One person who wrote to me said this:

 I don’t believe the overwhelming consensus that the Manhattan case against Trump is a sure conviction.

Yikes. I knew some pundits were insisting this case is a slam dunk conviction, but overwhelming consensus? I decided to have a look. I opened a few social media apps and found lawyers gleefully evaluating the performance of the trial lawyers in Trump’s Manhattan criminal trial, which, incidentally, is precisely what Peter Arenella argues is a useless exercise. Others evaluated the strength of the evidence. Some evaluated whether Michael Cohen had been rehabilitated after the defense caught him saying something untrue. Left-leaning pundits and outlets told their audiences that Cohen had been rehabilitated. Right-leaning pundits told their audiences that he hadn’t.

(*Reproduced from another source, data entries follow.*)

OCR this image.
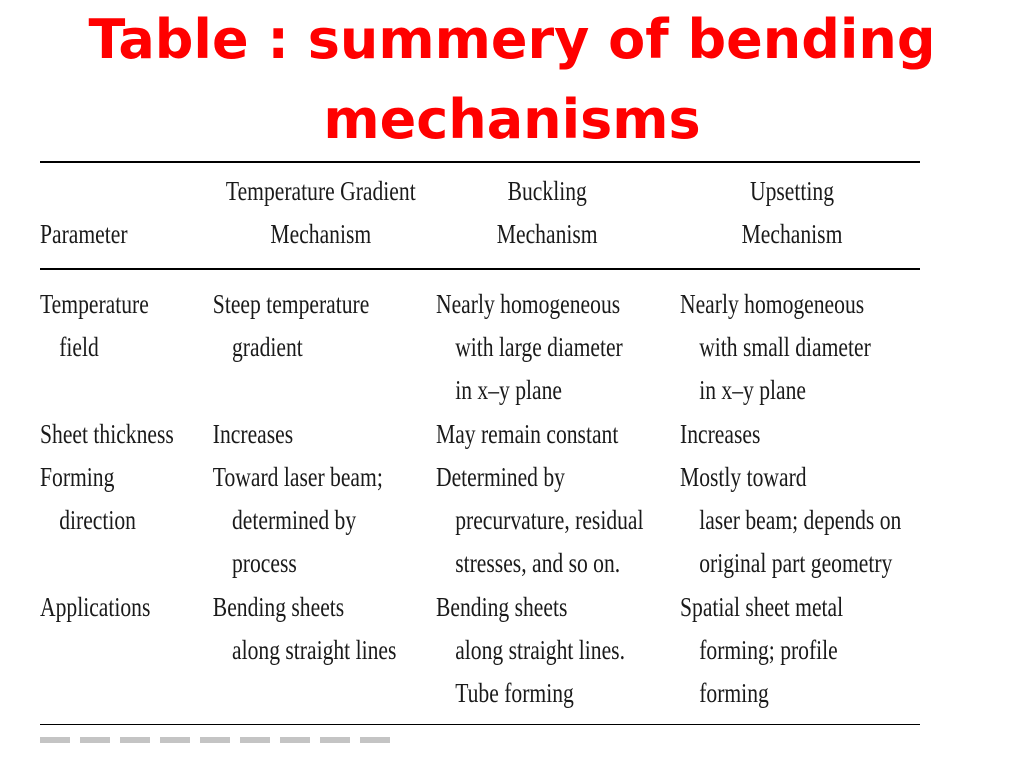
Table : summery of bending
mechanisms
Parameter
Temperature Gradient
Mechanism
Buckling
Mechanism
Upsetting
Mechanism
Temperature
field
Steep temperature
gradient
Nearly homogeneous
with large diameter
in x–y plane
Nearly homogeneous
with small diameter
in x–y plane
Sheet thickness Increases	May remain constant Increases
Forming
direction
Toward laser beam;
determined by
process
Determined by
precurvature, residual
stresses, and so on.
Mostly toward
laser beam; depends on
original part geometry
Applications Bending sheets
along straight lines
Bending sheets
along straight lines.
Tube forming
Spatial sheet metal
forming; profile
forming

Even The Washington Post got into the act, telling readers that the prosecutors “probably” got what they needed from Michael Cohen.

I’ve written about the perils of legal punditry here and here, so I’ll conclude with a comment from Jonathan Rivers, a lawyer with much experience in criminal courts who responded to last week’s blog post with this:

Pundits are useless when it comes to jury trials. One needs to sit through every minute of testimony and comprehend every piece of evidence. I have tried over 50 cases to jury and I could never predict what a jury was going to do. Jury consultants are useless as well.

I will add that even experienced litigators who sit through every minute of testimony and study each piece of evidence still won’t know how the case will come out because they don’t know what will happen in the deliberation room.